Of the 32 mass shootings this year (defined by a shooting where three or more people died), 30 were perpetrated by men (94%). Over half of this year’s mass shootings (57%) were instances of domestic violence.
In 2018, Huffington Post declared male violence “The Worst Problem in the World.” Male violence is not just sexual assault and domestic violence (although these are huge aspects); male violence is also literally every form of measured violent crime, war, terrorism, violence against animals, and the sex trade.
I’m not the first one to point this out, and I’m sure I won’t be the last. Women have been raising the alarm for decades, and as per usual have been ignored. Laura Kiesel wrote in Politico last year:
Most mass shooters in the past 35 years have not been found to have a serious mental illness, nearly all of them do have one thing in common: their sex. Of the 96 mass shootings committed since 1982, all but two were committed by men. (Most of them were white.)
She notes that the United States has a stronger culture of toxic masculinity compared to countries with comparable (or greater) access to guns, and that in our culture, “Men may feel emboldened to resort to violence to gain both revenge and some level of notoriety as compensation for being denied what they thought they were owed.”
A 2017 article in Quartz after the Las Vegas shooting that killed 58 people and injured over 500 more made the same connection:
Mass shootings follow a consistent pattern: The men who commit them have often experienced what they perceive as masculinity threats.
Large mass shootings, in which the suspects release manifestos and seem motivated by hateful ideology, get the most media attention, but while these instances are terrifying — they do not represent the majority of mass shootings. All but four of the mass shootings this year involved 5 or fewer deaths (excluding the suspect), and these shootings are more likely to be related to domestic violence than the ones that get mass media attention.
Consider, for example, the Phoenix man who is accused of killing his wife and two of his three daughters:
He is accused of shooting and killing his wife, Dasia Patterson, 29, then fatally shooting his 5-year-old daughter, Nasha Smith. After that, court documents say he beat his 7-year-old daughter, Mayan Smith, to death with a baseball bat. He spared the life of his 3-year-old daughter.

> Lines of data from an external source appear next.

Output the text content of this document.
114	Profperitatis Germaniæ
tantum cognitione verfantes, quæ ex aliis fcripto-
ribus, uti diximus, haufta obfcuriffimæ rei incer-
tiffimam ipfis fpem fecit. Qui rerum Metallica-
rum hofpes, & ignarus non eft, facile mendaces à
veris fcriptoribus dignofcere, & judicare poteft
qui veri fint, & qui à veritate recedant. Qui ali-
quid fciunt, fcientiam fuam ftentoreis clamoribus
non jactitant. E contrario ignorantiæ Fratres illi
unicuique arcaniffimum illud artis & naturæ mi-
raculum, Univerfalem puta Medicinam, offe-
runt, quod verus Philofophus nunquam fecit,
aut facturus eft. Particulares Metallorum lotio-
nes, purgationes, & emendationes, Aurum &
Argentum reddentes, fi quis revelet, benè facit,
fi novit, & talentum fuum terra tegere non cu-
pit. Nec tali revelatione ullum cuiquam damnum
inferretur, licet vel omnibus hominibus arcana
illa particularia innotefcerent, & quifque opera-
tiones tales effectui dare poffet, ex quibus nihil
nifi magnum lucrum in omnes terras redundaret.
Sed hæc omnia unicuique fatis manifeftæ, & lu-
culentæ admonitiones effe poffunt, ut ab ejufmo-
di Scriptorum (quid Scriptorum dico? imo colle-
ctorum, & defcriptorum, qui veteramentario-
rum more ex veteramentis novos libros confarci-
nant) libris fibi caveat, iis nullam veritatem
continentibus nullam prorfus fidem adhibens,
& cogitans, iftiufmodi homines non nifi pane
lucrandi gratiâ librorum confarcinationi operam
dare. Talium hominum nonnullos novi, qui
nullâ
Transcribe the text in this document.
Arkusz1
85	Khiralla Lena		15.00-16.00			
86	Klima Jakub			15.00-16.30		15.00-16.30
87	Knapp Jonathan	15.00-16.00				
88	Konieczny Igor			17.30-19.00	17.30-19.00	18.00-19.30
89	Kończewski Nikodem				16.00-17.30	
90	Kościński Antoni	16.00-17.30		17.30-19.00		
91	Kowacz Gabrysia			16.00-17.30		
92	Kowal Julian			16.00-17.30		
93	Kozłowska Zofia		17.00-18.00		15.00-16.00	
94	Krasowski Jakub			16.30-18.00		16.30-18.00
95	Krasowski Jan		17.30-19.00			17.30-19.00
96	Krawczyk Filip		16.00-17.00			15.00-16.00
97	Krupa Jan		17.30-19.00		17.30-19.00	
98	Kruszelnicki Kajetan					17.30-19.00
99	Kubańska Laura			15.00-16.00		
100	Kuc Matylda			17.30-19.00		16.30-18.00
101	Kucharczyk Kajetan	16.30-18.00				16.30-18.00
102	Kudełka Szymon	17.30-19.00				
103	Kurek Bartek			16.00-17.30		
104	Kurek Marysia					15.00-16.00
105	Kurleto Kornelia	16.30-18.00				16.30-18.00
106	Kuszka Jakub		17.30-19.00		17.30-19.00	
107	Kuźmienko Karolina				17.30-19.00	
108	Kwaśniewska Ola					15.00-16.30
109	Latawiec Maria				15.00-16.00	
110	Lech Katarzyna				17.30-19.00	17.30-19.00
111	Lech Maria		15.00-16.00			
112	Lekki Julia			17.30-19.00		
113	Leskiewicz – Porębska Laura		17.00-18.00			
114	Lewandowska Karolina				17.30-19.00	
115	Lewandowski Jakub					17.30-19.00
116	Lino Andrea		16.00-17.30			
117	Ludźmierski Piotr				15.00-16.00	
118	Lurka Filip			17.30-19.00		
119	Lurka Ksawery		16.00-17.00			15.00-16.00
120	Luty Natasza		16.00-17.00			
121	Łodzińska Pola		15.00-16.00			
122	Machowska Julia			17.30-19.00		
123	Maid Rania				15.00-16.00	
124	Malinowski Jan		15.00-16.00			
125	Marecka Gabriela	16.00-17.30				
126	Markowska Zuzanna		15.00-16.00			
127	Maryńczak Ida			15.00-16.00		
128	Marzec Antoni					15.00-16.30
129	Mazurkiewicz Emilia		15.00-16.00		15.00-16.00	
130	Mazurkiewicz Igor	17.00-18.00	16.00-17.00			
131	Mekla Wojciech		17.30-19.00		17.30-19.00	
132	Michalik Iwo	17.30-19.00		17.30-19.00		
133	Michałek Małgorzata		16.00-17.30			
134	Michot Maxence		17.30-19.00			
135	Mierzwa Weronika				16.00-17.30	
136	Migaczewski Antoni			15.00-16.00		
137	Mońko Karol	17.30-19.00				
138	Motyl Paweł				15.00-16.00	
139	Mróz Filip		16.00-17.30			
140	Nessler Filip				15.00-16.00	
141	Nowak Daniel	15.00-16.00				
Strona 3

Smith told police his two older daughters reminded him of his wife and his 3-year-old daughter reminds him of himself…
Or, consider the case of the Wisconsin man who is accused of killing three of his own family members before killing a woman whom he had been stalking and sexually harassing over text:
Ritchie German Jr., 33, shot his mother, brother and 8-year-old nephew at their home in Lafayette, likely on or before Saturday morning… On Sunday night, he drove about 10 miles (16 kilometers) to the Lake Hallie home of 24-year-old Laile Vang, blasted his way inside with a shotgun, and shot and wounded her parents before killing her.
This shooting took place on July 28th, the same day as the Gilroy Garlic Festival shooting. More people were killed in the Wisconsin shooting (five) than in Gilroy (four), yet the Gilroy shooting dominated the news coverage. Media attention to dramatic public massacres while ignoring the every-day mass shootings that take place in homes continues to feed the myth that these mass shootings are random and that closing gaps in public policy could end them.
While closing the Gun Show loophole and creating access to mental health services are worthy efforts in and of themselves, these policies alone won’t solve America’s mass shooting problem. Most mass shootings aren’t perpetrated with guns bought at shows. Most mass shootings aren’t perpetrated by people with mental illnesses. Most mass shootings are perpetrated by men as acts of domestic violence.
Gun violence in America needs to be treated as a feminist issue. While mass shootings get most of the attention, the day to day gun violence that devastates communities like my own are impacting women and families in a way that is deeply gendered. Refusing to treat this as a problem of male violence ignores both the cause and the effect of one of the biggest problems facing American communities. As for mass shootings themselves, addressing male violence is likely to be the only solution.